In December, the ED reached a consensus with student-advocate negotiators on the framework of this policy, called Workforce Pell Grants. The proposal must still be published and finalized, but higher-education experts expect no changes. It calls for state governors to work with state advisory boards to determine which schools and programs are eligible, focusing on instruction in high-demand fields like nurse’s aides and EMT’s.
The OBBBL reinstated asset exemptions for family farms and small businesses in the financial aid calculation, which may help some students qualify for higher aid amounts. However, foreign income must now be included in the calculation of a student’s eligibility.
The OBBBL put a cap on the Student Aid Index (SAI) as it applies to Pell Grants. Students with an SAI equal to or greater than twice the maximum Pell Grant amount (currently $14,790) will be ineligible for a Pell Grant.
Other students may no longer be eligible. The ED will begin including foreign income in its calculations, which may reduce a student’s Pell eligibility. Anyone who receives enough scholarship money to cover their full cost of attendance will no longer be eligible to receive a Pell as a means to cover.

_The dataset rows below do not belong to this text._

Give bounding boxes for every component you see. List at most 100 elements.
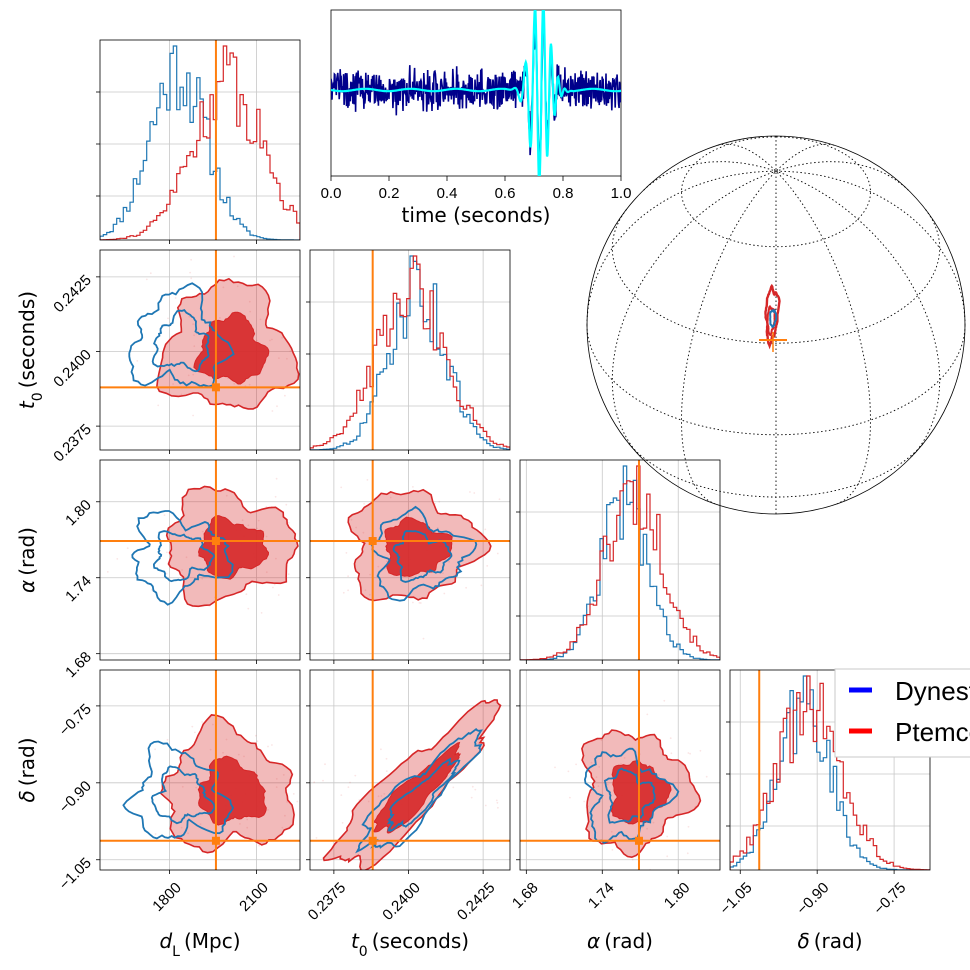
x-tick-label: 2100	[236, 879, 272, 915]
panel-frame	[99, 249, 301, 451]
y-tick-label: 1.80	[62, 497, 95, 530]
sample-point	[313, 781, 316, 784]
sample-point	[187, 832, 189, 835]
sample-point	[256, 740, 259, 742]
sample-point	[342, 591, 345, 594]
label-subscript: 0	[359, 944, 368, 960]
sample-point	[355, 526, 357, 529]
y-tick-label: −1.05	[56, 855, 95, 894]
sample-point	[347, 589, 349, 592]
sample-point	[577, 793, 579, 795]
sample-point	[496, 801, 499, 804]
panel-content	[100, 225, 308, 450]
panel-frame	[309, 669, 511, 871]
legend-label-dynesty: Dynesty	[895, 676, 970, 706]
sample-point	[267, 809, 269, 811]
sample-point	[257, 519, 260, 522]
sample-point	[567, 770, 570, 773]
sample-point	[188, 315, 191, 318]
sample-point	[705, 775, 708, 778]
panel-alpha-t0	[306, 459, 511, 664]
y-axis-label-alpha: α (rad)	[15, 527, 39, 593]
sample-point	[368, 593, 371, 596]
panel-content	[520, 460, 720, 660]
panel-dL-dL	[96, 39, 301, 244]
sample-point	[597, 785, 600, 787]
sample-point	[575, 763, 577, 766]
sample-point	[192, 225, 194, 227]
sky-meridian	[775, 143, 835, 172]
sky-meridian	[775, 170, 871, 505]
sample-point	[611, 849, 614, 851]
sample-point	[306, 294, 308, 296]
sample-point	[748, 789, 750, 791]
truth-marker	[211, 383, 220, 392]
strain-signal-line	[331, 10, 621, 176]
sample-point	[532, 797, 534, 799]
sample-point	[349, 781, 351, 784]
y-tick-label: 1.74	[62, 573, 95, 606]
x-tick-label: 0.2425	[454, 879, 498, 923]
sky-meridian	[775, 170, 941, 457]
sky-contour-ptemcee-inner	[766, 304, 776, 337]
sample-point	[340, 794, 343, 796]
x-tick-label: 0.2400	[379, 879, 423, 923]
sample-point	[345, 552, 348, 554]
sample-point	[385, 560, 388, 563]
sample-point	[324, 763, 326, 766]
label-subscript: L	[172, 944, 180, 960]
sample-point	[301, 312, 303, 314]
sample-point	[663, 699, 666, 702]
sample-point	[322, 779, 324, 782]
sample-point	[222, 751, 224, 754]
sample-point	[191, 725, 194, 728]
sample-point	[699, 749, 702, 752]
sample-point	[271, 338, 273, 341]
sample-point	[247, 607, 250, 610]
sample-point	[385, 757, 388, 760]
sample-point	[496, 552, 499, 555]
sample-point	[383, 793, 386, 795]
y-tick-label: −0.90	[56, 778, 95, 817]
sample-point	[578, 821, 580, 823]
sample-point	[271, 410, 274, 412]
strain-xtick-label: 0.0	[321, 185, 342, 202]
sky-meridian	[775, 170, 966, 326]
sample-point	[243, 755, 245, 758]
sky-contour-dynesty	[769, 308, 778, 329]
sample-point	[389, 496, 392, 499]
sample-point	[658, 774, 660, 776]
sample-point	[222, 286, 225, 289]
sample-point	[275, 786, 278, 788]
strain-xtick-label: 0.4	[437, 185, 458, 202]
sample-point	[583, 800, 586, 803]
strain-data-line	[331, 20, 621, 162]
sample-point	[354, 774, 357, 777]
sample-point	[569, 821, 571, 823]
sample-point	[172, 383, 175, 385]
sample-point	[249, 310, 252, 313]
sample-point	[185, 556, 188, 559]
sample-point	[192, 373, 195, 376]
sample-point	[511, 840, 513, 842]
sample-point	[669, 737, 672, 740]
sample-point	[248, 300, 251, 303]
panel-content	[310, 460, 510, 660]
sample-point	[686, 852, 689, 855]
label-symbol: t	[351, 929, 360, 953]
contour-dynesty-inner	[150, 765, 216, 825]
sample-point	[260, 612, 263, 614]
sample-point	[369, 573, 371, 576]
sample-point	[554, 766, 556, 769]
panel-content	[520, 670, 750, 870]
sample-point	[254, 734, 257, 737]
sample-point	[189, 271, 192, 274]
sample-point	[284, 814, 286, 817]
sample-point	[480, 584, 483, 587]
sample-point	[211, 245, 213, 247]
sample-point	[284, 394, 286, 397]
sample-point	[292, 793, 295, 795]
panel-frame	[729, 669, 931, 871]
truth-marker	[368, 836, 377, 845]
panel-frame	[519, 669, 721, 871]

Starting July 1, students are ineligible for a Pell Grant if their total aid from non-Federal sources (such as state, institutional, or private scholarships) already meets or exceeds their Cost of Attendance (COA). Students will also be ineligible if their families have abundant assets but little income based on the SAI calculation. Starting July 1, an SAI that is equal to or exceeds the amount of the maximum Pell award will be disqualifying.
Summary
The OBBBA is widely expected to have a net negative effect on students who rely on Federal financial assistance for college. While the act introduces positives in the Workforce Pell Grants for short-term training and expands 529 plan benefits, its restrictive borrowing caps and costlier repayment terms significantly increase the financial burden on students.